We may expect a carbon atom to operate uniformly across the planet, or any other planet in this solar system or any other planet in any other solar system in the universe or any earlier or succeeding or preceding universe.   But of humans on this planet, now or earlier or in succeeding generations, can we assert or act upon the assumption of “uniformity”?  I don’t think so.
This means that observations may identify broad trends and possible or potential outcomes but the precision and endurance of possible conclusions that follow may not have the stability expected in physics across the universe.  Briefly, humans may and can “game” the system, either benevolently or selfishly, not necessarily immediately, but possibly later if not sooner.
This is not about denying the value of hypothesising, collecting data, and subjecting it to the usual statistical testing, and such like nor against experimenting with mathematical processes and such like.  I am against that science that comes to believe because something can be represented by maths that it is the real world.  
That Debreu “proved” that a general equilibrium solution can be “proved” is not proof of the proposition that therefore such a GE solution was possible in a real world economy.
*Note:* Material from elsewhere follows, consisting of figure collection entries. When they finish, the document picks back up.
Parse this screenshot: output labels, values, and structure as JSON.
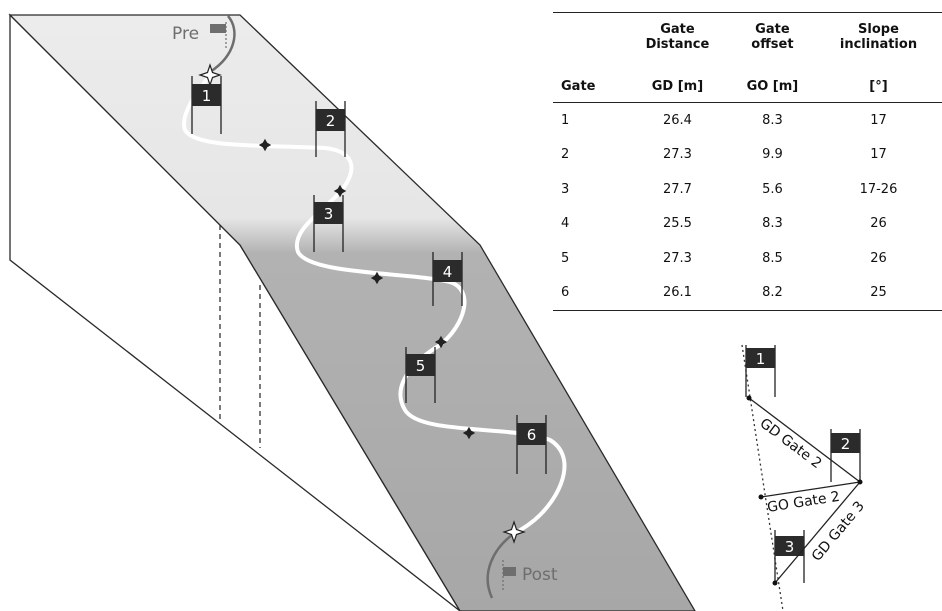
{
  "diagram": {
    "start_label": "Pre",
    "finish_label": "Post",
    "gates": [
      "1",
      "2",
      "3",
      "4",
      "5",
      "6"
    ]
  },
  "table": {
    "columns": [
      {
        "line1": "",
        "line2": "",
        "unit": "Gate"
      },
      {
        "line1": "Gate",
        "line2": "Distance",
        "unit": "GD [m]"
      },
      {
        "line1": "Gate",
        "line2": "offset",
        "unit": "GO [m]"
      },
      {
        "line1": "Slope",
        "line2": "inclination",
        "unit": "[°]"
      }
    ],
    "rows": [
      [
        "1",
        "26.4",
        "8.3",
        "17"
      ],
      [
        "2",
        "27.3",
        "9.9",
        "17"
      ],
      [
        "3",
        "27.7",
        "5.6",
        "17-26"
      ],
      [
        "4",
        "25.5",
        "8.3",
        "26"
      ],
      [
        "5",
        "27.3",
        "8.5",
        "26"
      ],
      [
        "6",
        "26.1",
        "8.2",
        "25"
      ]
    ]
  },
  "inset": {
    "gates": [
      "1",
      "2",
      "3"
    ],
    "gd_label": "GD Gate 2",
    "go_label": "GO Gate 2",
    "gd3_label": "GD Gate 3"
  },
  "colors": {
    "slope_upper": "#ececec",
    "slope_lower": "#a9a9a9",
    "side_face": "#ffffff",
    "course_line": "#ffffff",
    "gate_box": "#2b2b2b",
    "gate_text": "#ffffff",
    "table_text": "#111111"
  }
}
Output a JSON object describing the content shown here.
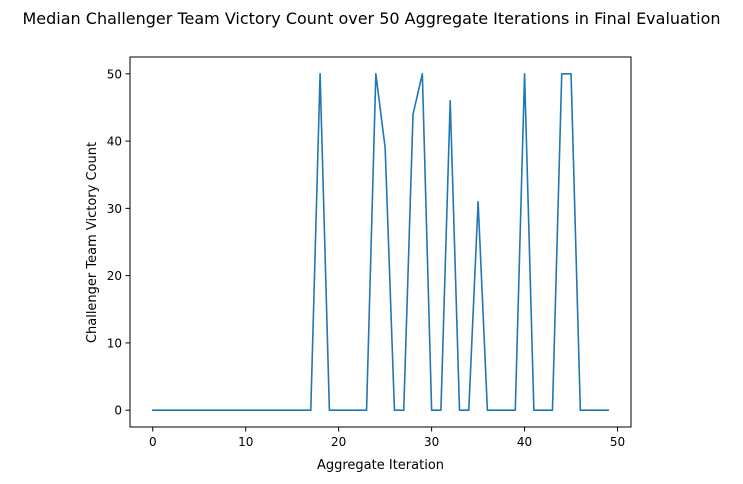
{
  "chart_data": {
    "type": "line",
    "title": "Median Challenger Team Victory Count over 50 Aggregate Iterations in Final Evaluation",
    "xlabel": "Aggregate Iteration",
    "ylabel": "Challenger Team Victory Count",
    "xlim": [
      -2.45,
      51.45
    ],
    "ylim": [
      -2.5,
      52.5
    ],
    "x_ticks": [
      0,
      10,
      20,
      30,
      40,
      50
    ],
    "y_ticks": [
      0,
      10,
      20,
      30,
      40,
      50
    ],
    "grid": false,
    "legend": "none",
    "series": [
      {
        "color": "#1f77b4",
        "x": [
          0,
          1,
          2,
          3,
          4,
          5,
          6,
          7,
          8,
          9,
          10,
          11,
          12,
          13,
          14,
          15,
          16,
          17,
          18,
          19,
          20,
          21,
          22,
          23,
          24,
          25,
          26,
          27,
          28,
          29,
          30,
          31,
          32,
          33,
          34,
          35,
          36,
          37,
          38,
          39,
          40,
          41,
          42,
          43,
          44,
          45,
          46,
          47,
          48,
          49
        ],
        "y": [
          0,
          0,
          0,
          0,
          0,
          0,
          0,
          0,
          0,
          0,
          0,
          0,
          0,
          0,
          0,
          0,
          0,
          0,
          50,
          0,
          0,
          0,
          0,
          0,
          50,
          39,
          0,
          0,
          44,
          50,
          0,
          0,
          46,
          0,
          0,
          31,
          0,
          0,
          0,
          0,
          50,
          0,
          0,
          0,
          50,
          50,
          0,
          0,
          0,
          0
        ]
      }
    ]
  }
}
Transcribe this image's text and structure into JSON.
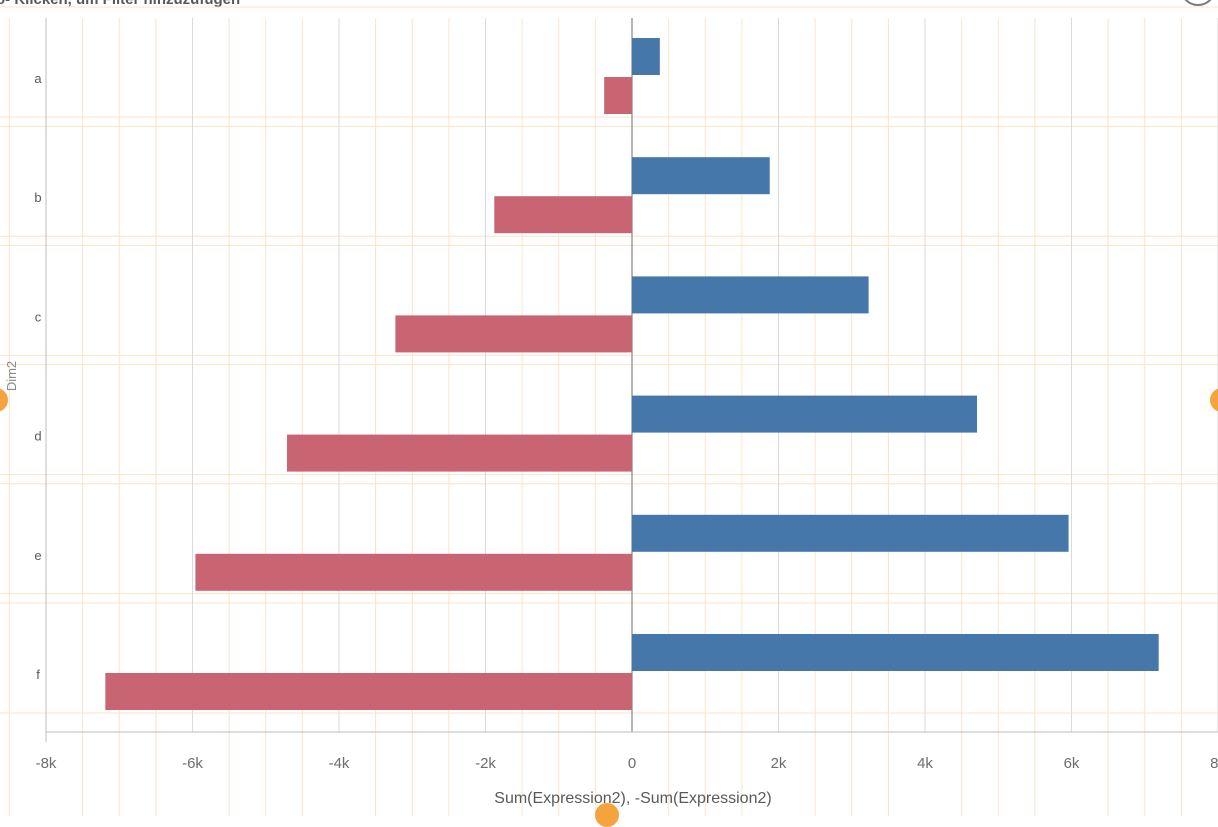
{
  "header": {
    "title": "o- Klicken, um Filter hinzuzufügen"
  },
  "colors": {
    "positive": "#4577aa",
    "negative": "#c96473",
    "major_grid": "#dadada",
    "minor_grid": "#fbe3c7",
    "axis": "#bdbdbd"
  },
  "chart_data": {
    "type": "bar",
    "orientation": "horizontal",
    "categories": [
      "a",
      "b",
      "c",
      "d",
      "e",
      "f"
    ],
    "series": [
      {
        "values": [
          380,
          1880,
          3230,
          4710,
          5960,
          7190
        ]
      },
      {
        "values": [
          -380,
          -1880,
          -3230,
          -4710,
          -5960,
          -7190
        ]
      }
    ],
    "xlabel": "Sum(Expression2), -Sum(Expression2)",
    "ylabel": "Dim2",
    "xlim": [
      -8000,
      8000
    ],
    "x_ticks": [
      {
        "value": -8000,
        "label": "-8k"
      },
      {
        "value": -6000,
        "label": "-6k"
      },
      {
        "value": -4000,
        "label": "-4k"
      },
      {
        "value": -2000,
        "label": "-2k"
      },
      {
        "value": 0,
        "label": "0"
      },
      {
        "value": 2000,
        "label": "2k"
      },
      {
        "value": 4000,
        "label": "4k"
      },
      {
        "value": 6000,
        "label": "6k"
      },
      {
        "value": 8000,
        "label": "8k"
      }
    ],
    "grid": true,
    "legend": "none"
  }
}
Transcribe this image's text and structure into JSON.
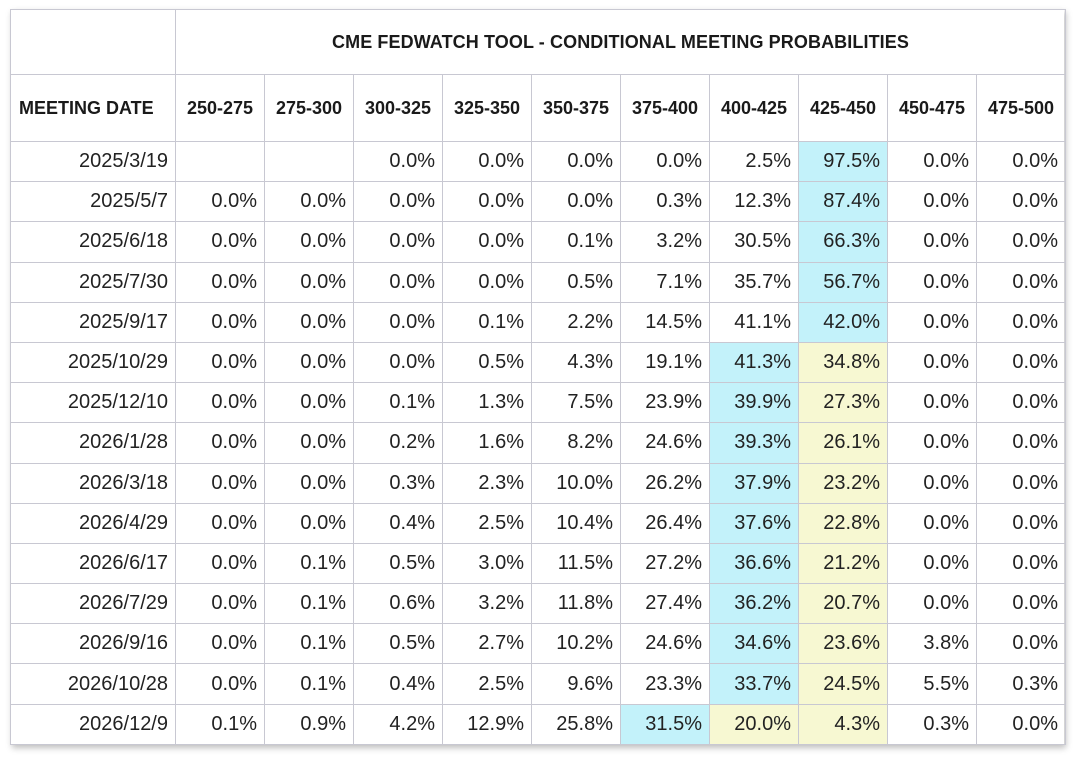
{
  "title": "CME FEDWATCH TOOL - CONDITIONAL MEETING PROBABILITIES",
  "header": {
    "date_label": "MEETING DATE",
    "ranges": [
      "250-275",
      "275-300",
      "300-325",
      "325-350",
      "350-375",
      "375-400",
      "400-425",
      "425-450",
      "450-475",
      "475-500"
    ]
  },
  "colors": {
    "highlight_blue": "#c3f2fa",
    "highlight_yellow": "#f7f8d2",
    "border": "#c8c8d2"
  },
  "rows": [
    {
      "date": "2025/3/19",
      "values": [
        "",
        "",
        "0.0%",
        "0.0%",
        "0.0%",
        "0.0%",
        "2.5%",
        "97.5%",
        "0.0%",
        "0.0%"
      ],
      "highlight": {
        "7": "blue"
      }
    },
    {
      "date": "2025/5/7",
      "values": [
        "0.0%",
        "0.0%",
        "0.0%",
        "0.0%",
        "0.0%",
        "0.3%",
        "12.3%",
        "87.4%",
        "0.0%",
        "0.0%"
      ],
      "highlight": {
        "7": "blue"
      }
    },
    {
      "date": "2025/6/18",
      "values": [
        "0.0%",
        "0.0%",
        "0.0%",
        "0.0%",
        "0.1%",
        "3.2%",
        "30.5%",
        "66.3%",
        "0.0%",
        "0.0%"
      ],
      "highlight": {
        "7": "blue"
      }
    },
    {
      "date": "2025/7/30",
      "values": [
        "0.0%",
        "0.0%",
        "0.0%",
        "0.0%",
        "0.5%",
        "7.1%",
        "35.7%",
        "56.7%",
        "0.0%",
        "0.0%"
      ],
      "highlight": {
        "7": "blue"
      }
    },
    {
      "date": "2025/9/17",
      "values": [
        "0.0%",
        "0.0%",
        "0.0%",
        "0.1%",
        "2.2%",
        "14.5%",
        "41.1%",
        "42.0%",
        "0.0%",
        "0.0%"
      ],
      "highlight": {
        "7": "blue"
      }
    },
    {
      "date": "2025/10/29",
      "values": [
        "0.0%",
        "0.0%",
        "0.0%",
        "0.5%",
        "4.3%",
        "19.1%",
        "41.3%",
        "34.8%",
        "0.0%",
        "0.0%"
      ],
      "highlight": {
        "6": "blue",
        "7": "yellow"
      }
    },
    {
      "date": "2025/12/10",
      "values": [
        "0.0%",
        "0.0%",
        "0.1%",
        "1.3%",
        "7.5%",
        "23.9%",
        "39.9%",
        "27.3%",
        "0.0%",
        "0.0%"
      ],
      "highlight": {
        "6": "blue",
        "7": "yellow"
      }
    },
    {
      "date": "2026/1/28",
      "values": [
        "0.0%",
        "0.0%",
        "0.2%",
        "1.6%",
        "8.2%",
        "24.6%",
        "39.3%",
        "26.1%",
        "0.0%",
        "0.0%"
      ],
      "highlight": {
        "6": "blue",
        "7": "yellow"
      }
    },
    {
      "date": "2026/3/18",
      "values": [
        "0.0%",
        "0.0%",
        "0.3%",
        "2.3%",
        "10.0%",
        "26.2%",
        "37.9%",
        "23.2%",
        "0.0%",
        "0.0%"
      ],
      "highlight": {
        "6": "blue",
        "7": "yellow"
      }
    },
    {
      "date": "2026/4/29",
      "values": [
        "0.0%",
        "0.0%",
        "0.4%",
        "2.5%",
        "10.4%",
        "26.4%",
        "37.6%",
        "22.8%",
        "0.0%",
        "0.0%"
      ],
      "highlight": {
        "6": "blue",
        "7": "yellow"
      }
    },
    {
      "date": "2026/6/17",
      "values": [
        "0.0%",
        "0.1%",
        "0.5%",
        "3.0%",
        "11.5%",
        "27.2%",
        "36.6%",
        "21.2%",
        "0.0%",
        "0.0%"
      ],
      "highlight": {
        "6": "blue",
        "7": "yellow"
      }
    },
    {
      "date": "2026/7/29",
      "values": [
        "0.0%",
        "0.1%",
        "0.6%",
        "3.2%",
        "11.8%",
        "27.4%",
        "36.2%",
        "20.7%",
        "0.0%",
        "0.0%"
      ],
      "highlight": {
        "6": "blue",
        "7": "yellow"
      }
    },
    {
      "date": "2026/9/16",
      "values": [
        "0.0%",
        "0.1%",
        "0.5%",
        "2.7%",
        "10.2%",
        "24.6%",
        "34.6%",
        "23.6%",
        "3.8%",
        "0.0%"
      ],
      "highlight": {
        "6": "blue",
        "7": "yellow"
      }
    },
    {
      "date": "2026/10/28",
      "values": [
        "0.0%",
        "0.1%",
        "0.4%",
        "2.5%",
        "9.6%",
        "23.3%",
        "33.7%",
        "24.5%",
        "5.5%",
        "0.3%"
      ],
      "highlight": {
        "6": "blue",
        "7": "yellow"
      }
    },
    {
      "date": "2026/12/9",
      "values": [
        "0.1%",
        "0.9%",
        "4.2%",
        "12.9%",
        "25.8%",
        "31.5%",
        "20.0%",
        "4.3%",
        "0.3%",
        "0.0%"
      ],
      "highlight": {
        "5": "blue",
        "6": "yellow",
        "7": "yellow"
      }
    }
  ]
}
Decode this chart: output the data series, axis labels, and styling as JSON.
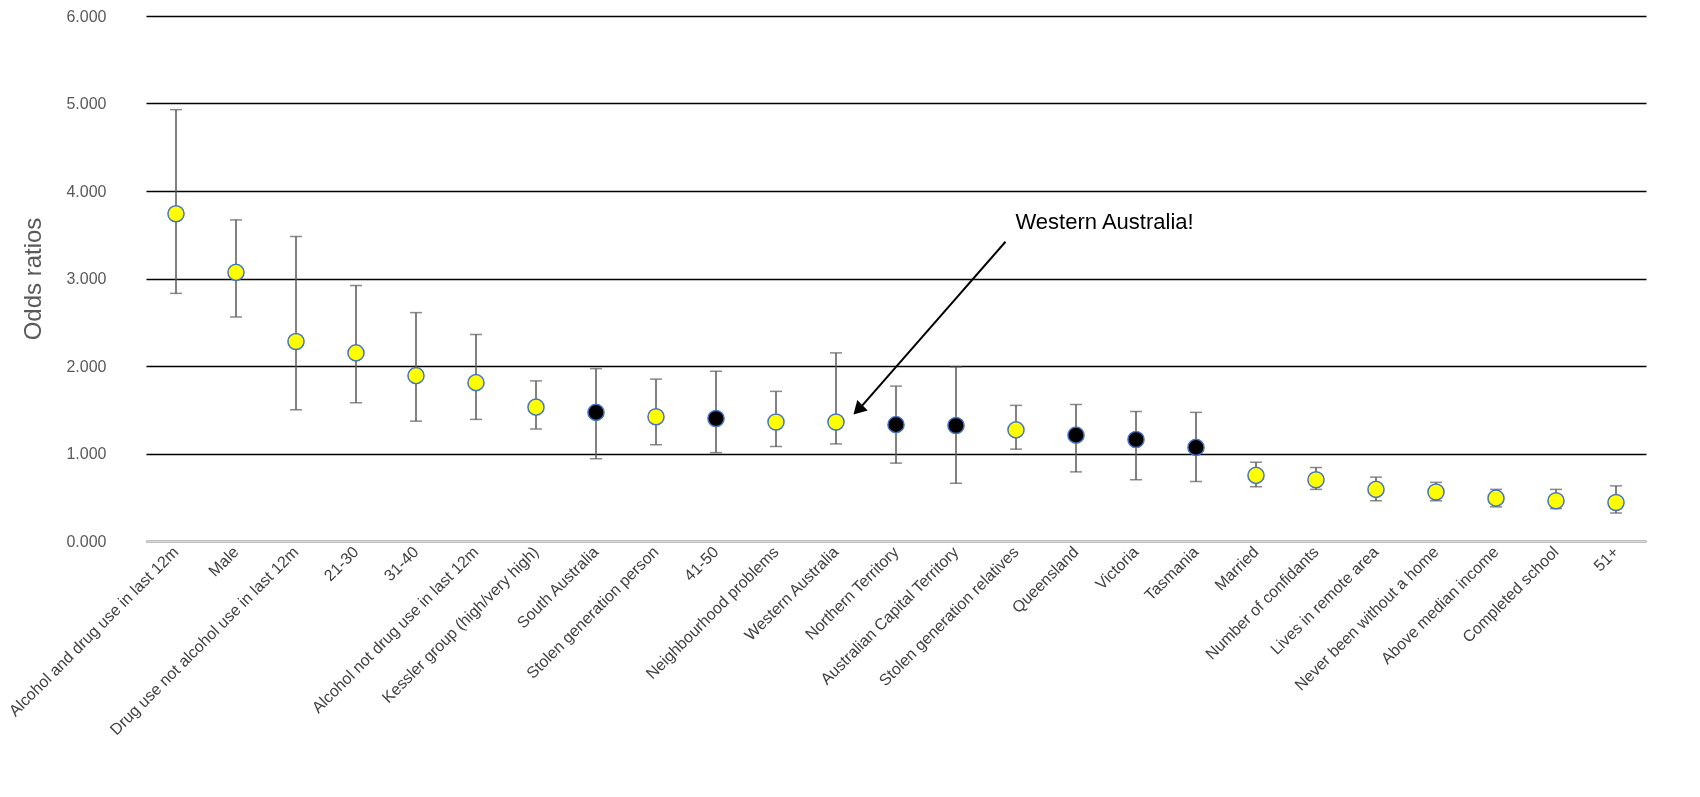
{
  "chart_data": {
    "type": "scatter",
    "ylabel": "Odds ratios",
    "categories": [
      "Alcohol and drug use in last 12m",
      "Male",
      "Drug use not alcohol use in last 12m",
      "21-30",
      "31-40",
      "Alcohol not drug use in last 12m",
      "Kessler group (high/very high)",
      "South Australia",
      "Stolen generation person",
      "41-50",
      "Neighbourhood problems",
      "Western Australia",
      "Northern Territory",
      "Australian Capital Territory",
      "Stolen generation relatives",
      "Queensland",
      "Victoria",
      "Tasmania",
      "Married",
      "Number of confidants",
      "Lives in remote area",
      "Never been without a home",
      "Above median income",
      "Completed school",
      "51+"
    ],
    "values": [
      3.74,
      3.07,
      2.28,
      2.15,
      1.89,
      1.81,
      1.53,
      1.47,
      1.42,
      1.4,
      1.36,
      1.36,
      1.33,
      1.32,
      1.27,
      1.21,
      1.16,
      1.07,
      0.75,
      0.7,
      0.59,
      0.56,
      0.49,
      0.46,
      0.44
    ],
    "errors": [
      [
        2.83,
        4.93
      ],
      [
        2.56,
        3.67
      ],
      [
        1.5,
        3.48
      ],
      [
        1.58,
        2.92
      ],
      [
        1.37,
        2.61
      ],
      [
        1.39,
        2.36
      ],
      [
        1.28,
        1.83
      ],
      [
        0.94,
        1.97
      ],
      [
        1.1,
        1.85
      ],
      [
        1.01,
        1.94
      ],
      [
        1.08,
        1.71
      ],
      [
        1.11,
        2.15
      ],
      [
        0.89,
        1.77
      ],
      [
        0.66,
        1.99
      ],
      [
        1.05,
        1.55
      ],
      [
        0.79,
        1.56
      ],
      [
        0.7,
        1.48
      ],
      [
        0.68,
        1.47
      ],
      [
        0.62,
        0.9
      ],
      [
        0.59,
        0.84
      ],
      [
        0.46,
        0.73
      ],
      [
        0.46,
        0.67
      ],
      [
        0.39,
        0.59
      ],
      [
        0.37,
        0.59
      ],
      [
        0.32,
        0.63
      ]
    ],
    "colors": [
      "#ffff00",
      "#ffff00",
      "#ffff00",
      "#ffff00",
      "#ffff00",
      "#ffff00",
      "#ffff00",
      "#000000",
      "#ffff00",
      "#000000",
      "#ffff00",
      "#ffff00",
      "#000000",
      "#000000",
      "#ffff00",
      "#000000",
      "#000000",
      "#000000",
      "#ffff00",
      "#ffff00",
      "#ffff00",
      "#ffff00",
      "#ffff00",
      "#ffff00",
      "#ffff00"
    ],
    "marker": "circle",
    "ylim": [
      0,
      6
    ],
    "yticks": [
      {
        "value": 0,
        "label": "0.000"
      },
      {
        "value": 1,
        "label": "1.000"
      },
      {
        "value": 2,
        "label": "2.000"
      },
      {
        "value": 3,
        "label": "3.000"
      },
      {
        "value": 4,
        "label": "4.000"
      },
      {
        "value": 5,
        "label": "5.000"
      },
      {
        "value": 6,
        "label": "6.000"
      }
    ],
    "grid": "y",
    "annotations": [
      "Western Australia!"
    ]
  }
}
Worse, many modern economists believe with a frightening and sincere certainty that Adam Smith was near to saying so.  Fortunately for their lasting reputation, other modern economists, like Mark Blaug, robustly refuted such nonsense (Blaug unlike others had actually read and studied Adam Smith’s Works).
It remains my lasting disappointment that many anthropologists, whose work I read regularly, seem to have adopted the modern version of Adam Smith (on bargaining, self-interest, and even the invisible hand metaphor).  I do hope they do not look for mathematical “immutable” laws of human behaviour thinking that to do so is the route to “hard science”. 
I suggest that their reading of the first parts of Smith’s HOA might give them pause for thought.  The same goes for modern economists, though come to think of it some of them miss Smith’s point spectacularly (I am thinking here particularly of N. E. Aydinonat, 2008. The Invisible Hand in Economics: how economists explain unintended consequences, Oxford, Routledge).

2 Comments:

Blogger airth10 said...

This post makes one thing about which or whom anticipated who or what first. Did the physical world anticipated humans or did humans anticipated the physical world?

Einstein wondered " whether God had any choice in the creation of the world". The question seems to suggest that the physical world was developed to accommodated humans.

3:18 pm  
Blogger airth10 said...

Gavin,

Do you know of any anthropologist that talks or understands economics, about housekeeping, resource renewal and distribution?